The new GDP estimates are based on more complete source data than those available for preliminary estimages issued last month, according to the bureau. In the preliminary estimates, the decrease in real GDP was also 0.5 percent.
Corporate profits from current production decreased $18.5 billion in the third quarter, compared with a decrease of $60.2 billion in the second quarter, the bureau reported; and taxes on corporate income decreased $13.3 billion in the third quarter, in contrast to an increase of $3.9 billion in the second.
Analysts believe that GDP, the economy's total output of goods and services, is falling at an even sharper pace in the current quarter, reflecting the fallout from the worst financial crisis to hit the country since the Great Depression, according to Newsday. Some believe the GDP plunge could be as large as 6 percent in the current October-December quarter, which would make it the largest decline since a 6.4 percent drop in the first quarter of 1982.
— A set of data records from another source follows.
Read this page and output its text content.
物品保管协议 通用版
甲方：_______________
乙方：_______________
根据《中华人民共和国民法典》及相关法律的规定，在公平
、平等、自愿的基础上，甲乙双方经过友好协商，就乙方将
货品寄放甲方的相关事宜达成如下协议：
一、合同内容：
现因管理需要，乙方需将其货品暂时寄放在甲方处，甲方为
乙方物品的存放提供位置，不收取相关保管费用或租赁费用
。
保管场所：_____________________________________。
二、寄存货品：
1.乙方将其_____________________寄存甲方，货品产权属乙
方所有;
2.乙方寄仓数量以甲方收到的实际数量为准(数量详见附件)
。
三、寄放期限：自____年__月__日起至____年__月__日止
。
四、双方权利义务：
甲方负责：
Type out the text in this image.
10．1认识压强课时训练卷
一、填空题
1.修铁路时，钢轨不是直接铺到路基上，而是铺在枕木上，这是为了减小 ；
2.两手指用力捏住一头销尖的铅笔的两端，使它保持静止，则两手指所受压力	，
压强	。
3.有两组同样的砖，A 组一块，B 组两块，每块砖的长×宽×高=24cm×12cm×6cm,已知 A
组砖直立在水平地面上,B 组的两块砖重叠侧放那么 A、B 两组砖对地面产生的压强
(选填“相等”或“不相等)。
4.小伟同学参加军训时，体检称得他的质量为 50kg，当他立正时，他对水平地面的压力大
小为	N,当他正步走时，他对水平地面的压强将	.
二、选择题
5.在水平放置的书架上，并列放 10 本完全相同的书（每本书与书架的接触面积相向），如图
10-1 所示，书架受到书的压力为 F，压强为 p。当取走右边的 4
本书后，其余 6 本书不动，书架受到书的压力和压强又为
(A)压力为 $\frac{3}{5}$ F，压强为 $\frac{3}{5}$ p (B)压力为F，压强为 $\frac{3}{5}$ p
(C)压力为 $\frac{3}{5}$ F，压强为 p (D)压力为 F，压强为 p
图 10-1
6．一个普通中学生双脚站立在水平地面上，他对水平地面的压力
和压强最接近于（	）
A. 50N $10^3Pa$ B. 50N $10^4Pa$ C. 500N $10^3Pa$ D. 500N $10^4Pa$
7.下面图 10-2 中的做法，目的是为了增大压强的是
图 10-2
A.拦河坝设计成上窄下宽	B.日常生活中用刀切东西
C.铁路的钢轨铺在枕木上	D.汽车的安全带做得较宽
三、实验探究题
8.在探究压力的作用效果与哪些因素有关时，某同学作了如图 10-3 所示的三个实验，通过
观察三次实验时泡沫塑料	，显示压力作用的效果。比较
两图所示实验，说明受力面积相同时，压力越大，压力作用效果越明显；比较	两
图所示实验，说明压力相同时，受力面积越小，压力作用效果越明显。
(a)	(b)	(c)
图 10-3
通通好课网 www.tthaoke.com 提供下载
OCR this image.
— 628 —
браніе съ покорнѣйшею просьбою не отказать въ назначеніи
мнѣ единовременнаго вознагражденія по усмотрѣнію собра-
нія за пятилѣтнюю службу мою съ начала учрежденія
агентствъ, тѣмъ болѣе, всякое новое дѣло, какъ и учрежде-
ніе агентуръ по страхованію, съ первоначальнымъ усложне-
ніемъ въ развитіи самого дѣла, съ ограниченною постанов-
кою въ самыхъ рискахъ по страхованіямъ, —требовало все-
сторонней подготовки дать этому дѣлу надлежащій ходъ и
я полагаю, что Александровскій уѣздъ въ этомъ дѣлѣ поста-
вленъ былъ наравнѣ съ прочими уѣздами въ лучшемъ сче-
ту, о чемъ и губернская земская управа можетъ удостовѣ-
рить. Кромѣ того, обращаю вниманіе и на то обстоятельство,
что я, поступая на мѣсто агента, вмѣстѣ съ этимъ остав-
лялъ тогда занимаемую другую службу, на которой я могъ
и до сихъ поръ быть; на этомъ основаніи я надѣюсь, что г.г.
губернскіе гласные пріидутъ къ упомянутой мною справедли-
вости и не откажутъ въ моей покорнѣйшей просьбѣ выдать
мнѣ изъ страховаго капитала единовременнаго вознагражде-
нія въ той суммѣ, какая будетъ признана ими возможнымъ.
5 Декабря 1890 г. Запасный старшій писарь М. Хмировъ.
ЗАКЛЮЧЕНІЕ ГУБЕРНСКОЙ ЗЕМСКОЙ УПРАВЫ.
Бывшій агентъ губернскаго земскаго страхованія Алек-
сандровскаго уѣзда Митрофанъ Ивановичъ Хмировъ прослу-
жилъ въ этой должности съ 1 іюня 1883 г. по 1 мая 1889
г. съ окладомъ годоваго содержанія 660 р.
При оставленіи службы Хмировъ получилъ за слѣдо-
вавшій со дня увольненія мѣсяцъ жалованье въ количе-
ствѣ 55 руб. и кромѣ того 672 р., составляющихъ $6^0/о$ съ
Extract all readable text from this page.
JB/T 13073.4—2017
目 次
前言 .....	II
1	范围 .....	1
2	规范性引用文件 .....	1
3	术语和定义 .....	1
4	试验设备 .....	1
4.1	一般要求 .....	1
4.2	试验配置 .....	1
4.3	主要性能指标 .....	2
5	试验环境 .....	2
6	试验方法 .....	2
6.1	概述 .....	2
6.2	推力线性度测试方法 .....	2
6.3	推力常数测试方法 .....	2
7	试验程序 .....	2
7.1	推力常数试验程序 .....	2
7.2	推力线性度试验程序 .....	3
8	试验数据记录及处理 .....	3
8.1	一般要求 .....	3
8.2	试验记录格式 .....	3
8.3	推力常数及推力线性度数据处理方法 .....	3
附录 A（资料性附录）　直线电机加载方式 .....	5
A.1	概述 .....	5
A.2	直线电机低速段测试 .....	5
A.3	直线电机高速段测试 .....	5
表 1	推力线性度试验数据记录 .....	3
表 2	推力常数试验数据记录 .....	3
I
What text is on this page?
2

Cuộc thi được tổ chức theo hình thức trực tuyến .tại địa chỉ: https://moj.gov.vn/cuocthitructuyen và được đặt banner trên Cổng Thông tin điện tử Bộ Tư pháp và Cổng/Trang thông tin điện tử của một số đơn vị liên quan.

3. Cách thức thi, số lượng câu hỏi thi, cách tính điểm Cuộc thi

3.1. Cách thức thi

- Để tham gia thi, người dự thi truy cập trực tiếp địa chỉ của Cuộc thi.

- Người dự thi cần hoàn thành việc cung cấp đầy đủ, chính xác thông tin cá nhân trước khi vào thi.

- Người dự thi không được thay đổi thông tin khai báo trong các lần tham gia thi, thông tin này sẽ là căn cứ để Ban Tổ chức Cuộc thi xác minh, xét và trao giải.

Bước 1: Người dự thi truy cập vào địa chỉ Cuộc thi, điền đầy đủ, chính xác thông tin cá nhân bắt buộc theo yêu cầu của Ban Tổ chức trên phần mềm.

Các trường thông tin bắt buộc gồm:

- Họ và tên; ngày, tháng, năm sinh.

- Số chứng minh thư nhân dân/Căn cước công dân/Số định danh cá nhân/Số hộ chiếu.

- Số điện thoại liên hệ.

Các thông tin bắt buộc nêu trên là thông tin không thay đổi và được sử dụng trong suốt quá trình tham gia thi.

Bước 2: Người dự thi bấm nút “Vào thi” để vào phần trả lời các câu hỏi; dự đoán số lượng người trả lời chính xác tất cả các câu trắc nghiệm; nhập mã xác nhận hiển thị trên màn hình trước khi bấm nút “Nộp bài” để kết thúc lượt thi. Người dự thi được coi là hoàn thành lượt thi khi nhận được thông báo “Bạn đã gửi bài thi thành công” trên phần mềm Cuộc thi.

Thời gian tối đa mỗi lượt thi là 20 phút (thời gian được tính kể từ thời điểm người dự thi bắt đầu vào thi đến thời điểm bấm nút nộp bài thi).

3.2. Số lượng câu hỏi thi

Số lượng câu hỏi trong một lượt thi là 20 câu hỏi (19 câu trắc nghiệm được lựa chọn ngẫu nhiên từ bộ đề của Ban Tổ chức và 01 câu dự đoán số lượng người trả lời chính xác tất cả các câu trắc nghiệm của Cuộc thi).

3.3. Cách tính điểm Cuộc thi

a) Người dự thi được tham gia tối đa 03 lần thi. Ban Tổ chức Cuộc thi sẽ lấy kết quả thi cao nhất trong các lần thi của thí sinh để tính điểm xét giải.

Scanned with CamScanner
Many economists think this quarter could mark the low point of the recession, which is already the longest in a quarter century, having started in December 2007, according to The New York Times.
They are forecasting smaller G.D.P. declines in the first and second quarter of next year before the economy starts growing again next summer. If the recession ends in June 2009, as many economists are forecasting, it would have lasted 18 months, making it the longest recession in the post-World War II period.
The bureau blamed the 0.5 drop in GDP on a sharp downturn in personal conusmption expenditures, deceleration in exports, a smaller decrease in imports, a drop in nonresidential construction, state and local government spending and an acceleration in federal government spending.